Florida boasts dozens of freshwater springs that are perfect for winter scuba diving.  Winter water temperature in Florida's freshwater springs are not much different from summer temperatures. Spots such as Manatee Springs offer divers a chance to see the amazing aquifer system and the ecosystem that  it supports. American Pro Dive center at 1800-291-DIVE offers inexpensive guided scuba diving tours of Manatee springs.  Blue Grotto is a nice clear spring near Williston Florida that reaches a depth of one hundred feet. You can reach the owners at 352-528-5770 to inquire about prices and when diving is allowed.

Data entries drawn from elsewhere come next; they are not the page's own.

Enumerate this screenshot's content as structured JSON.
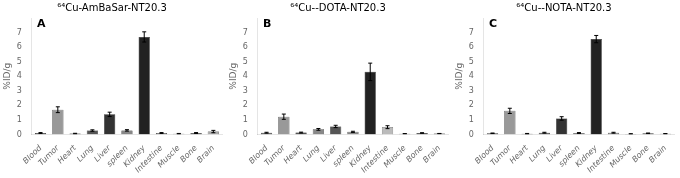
{
  "chart_data": [
    {
      "type": "bar",
      "title": "⁶⁴Cu-AmBaSar-NT20.3",
      "annotation": "A",
      "ylabel": "%ID/g",
      "categories": [
        "Blood",
        "Tumor",
        "Heart",
        "Lung",
        "Liver",
        "spleen",
        "Kidney",
        "Intestine",
        "Muscle",
        "Bone",
        "Brain"
      ],
      "values": [
        0.1,
        1.7,
        0.06,
        0.27,
        1.38,
        0.28,
        6.7,
        0.1,
        0.05,
        0.1,
        0.2
      ],
      "errors": [
        0.03,
        0.2,
        0.02,
        0.05,
        0.15,
        0.05,
        0.35,
        0.03,
        0.02,
        0.03,
        0.08
      ],
      "colors": [
        "#555555",
        "#999999",
        "#555555",
        "#555555",
        "#333333",
        "#888888",
        "#222222",
        "#888888",
        "#aaaaaa",
        "#555555",
        "#aaaaaa"
      ],
      "ylim": [
        0,
        8
      ],
      "yticks": [
        0,
        1,
        2,
        3,
        4,
        5,
        6,
        7
      ],
      "grid": false
    },
    {
      "type": "bar",
      "title": "⁶⁴Cu--DOTA-NT20.3",
      "annotation": "B",
      "ylabel": "%ID/g",
      "categories": [
        "Blood",
        "Tumor",
        "Heart",
        "Lung",
        "Liver",
        "spleen",
        "Kidney",
        "Intestine",
        "Muscle",
        "Bone",
        "Brain"
      ],
      "values": [
        0.12,
        1.22,
        0.13,
        0.35,
        0.55,
        0.18,
        4.3,
        0.5,
        0.05,
        0.1,
        0.06
      ],
      "errors": [
        0.03,
        0.18,
        0.03,
        0.06,
        0.08,
        0.04,
        0.6,
        0.1,
        0.01,
        0.02,
        0.01
      ],
      "colors": [
        "#555555",
        "#999999",
        "#555555",
        "#888888",
        "#555555",
        "#888888",
        "#222222",
        "#bbbbbb",
        "#888888",
        "#444444",
        "#666666"
      ],
      "ylim": [
        0,
        8
      ],
      "yticks": [
        0,
        1,
        2,
        3,
        4,
        5,
        6,
        7
      ],
      "grid": false
    },
    {
      "type": "bar",
      "title": "⁶⁴Cu--NOTA-NT20.3",
      "annotation": "C",
      "ylabel": "%ID/g",
      "categories": [
        "Blood",
        "Tumor",
        "Heart",
        "Lung",
        "Liver",
        "spleen",
        "Kidney",
        "Intestine",
        "Muscle",
        "Bone",
        "Brain"
      ],
      "values": [
        0.08,
        1.62,
        0.05,
        0.12,
        1.1,
        0.1,
        6.55,
        0.12,
        0.04,
        0.08,
        0.05
      ],
      "errors": [
        0.02,
        0.18,
        0.02,
        0.03,
        0.12,
        0.03,
        0.25,
        0.03,
        0.01,
        0.02,
        0.01
      ],
      "colors": [
        "#555555",
        "#999999",
        "#555555",
        "#555555",
        "#333333",
        "#888888",
        "#222222",
        "#888888",
        "#aaaaaa",
        "#555555",
        "#aaaaaa"
      ],
      "ylim": [
        0,
        8
      ],
      "yticks": [
        0,
        1,
        2,
        3,
        4,
        5,
        6,
        7
      ],
      "grid": false
    }
  ]
}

Bonne Terre Mine, Missouri

The abandoned Bonne Terre lead mine in Missouri is now a top year round scuba diving destination. Although the mine once produced lead there is no contamination and no danger to divers. Water temperatures remain constant, at 59 degrees Fahrenheit all year round. The Bonne Terre mine features excellent, 100 foot plus visibility year round. There are numerous scuba trails and abandoned machinery around every turn along with miner's artifacts along the walls.

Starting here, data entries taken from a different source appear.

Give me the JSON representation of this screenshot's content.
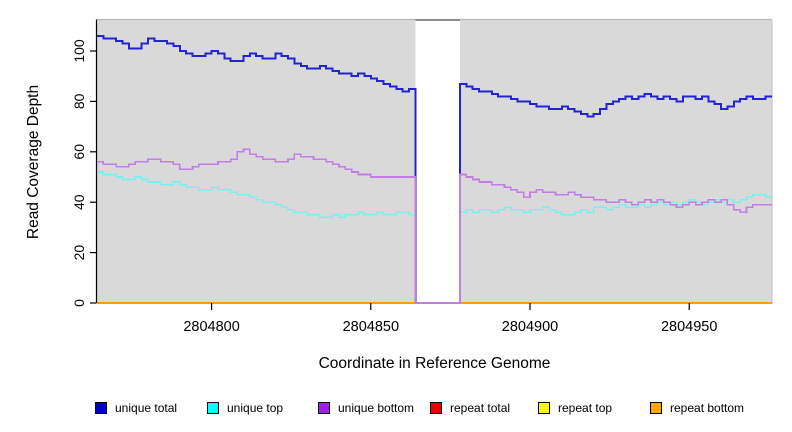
{
  "panel": {
    "background": "#d9d9d9",
    "top_border_color": "#b8b8b8",
    "right_border_color": "#c9c9c9",
    "axis_color": "#000000"
  },
  "gap_region": {
    "x_start": 2804864,
    "x_end": 2804878,
    "fill": "#ffffff",
    "top_border_color": "#8f8f8f"
  },
  "chart_data": {
    "type": "line",
    "step": true,
    "title": "",
    "xlabel": "Coordinate in Reference Genome",
    "ylabel": "Read Coverage Depth",
    "xlim": [
      2804764,
      2804976
    ],
    "ylim": [
      0,
      112.5
    ],
    "x_ticks": [
      2804800,
      2804850,
      2804900,
      2804950
    ],
    "y_ticks": [
      0,
      20,
      40,
      60,
      80,
      100
    ],
    "grid": false,
    "legend_position": "bottom",
    "x_start": 2804764,
    "x_step": 2,
    "draw_order": [
      "repeat total",
      "repeat top",
      "repeat bottom",
      "unique total",
      "unique top",
      "unique bottom"
    ],
    "series": [
      {
        "name": "unique total",
        "legend_color": "#0000cc",
        "line_color": "#2424ce",
        "line_width": 2,
        "values": [
          106,
          105,
          105,
          104,
          103,
          101,
          101,
          103,
          105,
          104,
          104,
          103,
          102,
          100,
          99,
          98,
          98,
          99,
          100,
          99,
          97,
          96,
          96,
          98,
          99,
          98,
          97,
          97,
          99,
          98,
          97,
          95,
          94,
          93,
          93,
          94,
          93,
          92,
          91,
          91,
          90,
          91,
          90,
          89,
          88,
          87,
          86,
          85,
          84,
          85,
          0,
          0,
          0,
          0,
          0,
          0,
          0,
          87,
          86,
          85,
          84,
          84,
          83,
          82,
          82,
          81,
          80,
          80,
          79,
          78,
          78,
          77,
          77,
          78,
          77,
          76,
          75,
          74,
          75,
          77,
          79,
          80,
          81,
          82,
          81,
          82,
          83,
          82,
          81,
          82,
          81,
          80,
          82,
          82,
          81,
          82,
          80,
          79,
          77,
          78,
          80,
          81,
          82,
          81,
          81,
          82
        ]
      },
      {
        "name": "unique top",
        "legend_color": "#00ffff",
        "line_color": "#7deeee",
        "line_width": 1.6,
        "values": [
          52,
          51,
          51,
          50,
          49,
          49,
          50,
          49,
          48,
          48,
          47,
          47,
          48,
          47,
          46,
          46,
          45,
          45,
          46,
          45,
          45,
          44,
          43,
          43,
          42,
          41,
          40,
          40,
          39,
          38,
          37,
          36,
          36,
          35,
          35,
          34,
          34,
          35,
          34,
          35,
          35,
          36,
          35,
          35,
          36,
          35,
          35,
          36,
          36,
          35,
          0,
          0,
          0,
          0,
          0,
          0,
          0,
          36,
          37,
          36,
          37,
          37,
          36,
          37,
          38,
          37,
          37,
          36,
          37,
          37,
          38,
          37,
          36,
          35,
          35,
          36,
          37,
          36,
          38,
          38,
          37,
          38,
          39,
          38,
          38,
          39,
          38,
          39,
          40,
          39,
          40,
          39,
          40,
          41,
          40,
          39,
          40,
          41,
          40,
          41,
          40,
          41,
          42,
          43,
          43,
          42
        ]
      },
      {
        "name": "unique bottom",
        "legend_color": "#a020f0",
        "line_color": "#bf7fe3",
        "line_width": 1.6,
        "values": [
          56,
          55,
          55,
          54,
          54,
          55,
          56,
          56,
          57,
          57,
          56,
          56,
          55,
          53,
          53,
          54,
          55,
          55,
          55,
          56,
          56,
          57,
          60,
          61,
          59,
          58,
          57,
          57,
          56,
          56,
          57,
          59,
          58,
          58,
          57,
          57,
          56,
          55,
          54,
          53,
          52,
          51,
          51,
          50,
          50,
          50,
          50,
          50,
          50,
          50,
          0,
          0,
          0,
          0,
          0,
          0,
          0,
          51,
          50,
          49,
          48,
          48,
          47,
          47,
          46,
          45,
          44,
          42,
          44,
          45,
          44,
          44,
          43,
          43,
          44,
          43,
          42,
          42,
          41,
          41,
          40,
          40,
          41,
          40,
          39,
          40,
          41,
          40,
          41,
          40,
          39,
          38,
          39,
          40,
          39,
          40,
          41,
          40,
          41,
          39,
          37,
          36,
          38,
          39,
          39,
          39
        ]
      },
      {
        "name": "repeat total",
        "legend_color": "#ee0000",
        "line_color": "#ee0000",
        "line_width": 2,
        "const_value": 0
      },
      {
        "name": "repeat top",
        "legend_color": "#ffff00",
        "line_color": "#ffff00",
        "line_width": 2,
        "const_value": 0
      },
      {
        "name": "repeat bottom",
        "legend_color": "#ffa500",
        "line_color": "#ff9c00",
        "line_width": 2,
        "const_value": 0,
        "gap_break": true
      }
    ]
  }
}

You can contact West End Diving Centers at 314-209-7200. 

Here is a You Tube video of diving in the Bonne Terre Mine:

Aquarena Springs, San Marcos Texas

Another great winter scuba diving location is Aquarena Springs in San Marcos Texas. Located just off of IH-35, Aquarena Springs was formerly a popular tourist destination that featured "mermaids" and "Ralph The Swimming Pig". An underwater theater was open to the public up until the 1990's. Now the springs, which disgorge thousands of gallons of water a day from the Edwards aquifer, are used for research purposes only. There is the opportunity for scuba divers to participate through the "Dive For Science" project. Divers must attend a "Scientific Diver" course. Once certified as a scientific diver they are welcome to participate in research projects in the springs, including archeological excavations and biological experiments. Water temperature remains a constant 72 degrees year round. A number of ancient native American artifacts have been found in the springs and it is home to eight endangered aquatic species, including the fountain darter, (seen above) and three species of blind salamander. You can contact Texas State University, which administers the springs and diving programs at 512-245-7570

Desert Scuba Diving In Balmorhea Springs state Park

If your trip through Texas takes you through the western part of the state, along IH-10, and you want to try a unique desert dive, stop in an Balmorhea State park. A real desert oasis is created by San Solomon springs, which flows at a rate of 25 million gallons a day. A 77,000 square foot swimming area is the focal point of the park. The pool and park were created by the CCC or Civilian Conservation Corps during the Great Depression of the 1930's. Lodging is available as are RV hookups. A full service dive shop is on site and offers air fills and gear rental. Maximum depth of the spring is only 25 feet, but there is an abundance of freshwater fish, crayfish and great visibility. The park is located 4 miles southwest of Balmorhea on State Highway 17, in Toyahvale. Contact the Texas Parks and Wildlife Department at (800) 792-1112 to reserve lodging.

 There are numerous other winter scuba diving opportunities across the United States. Inquire with local dive shops about winter diving locations near where you live or where you plan to travel.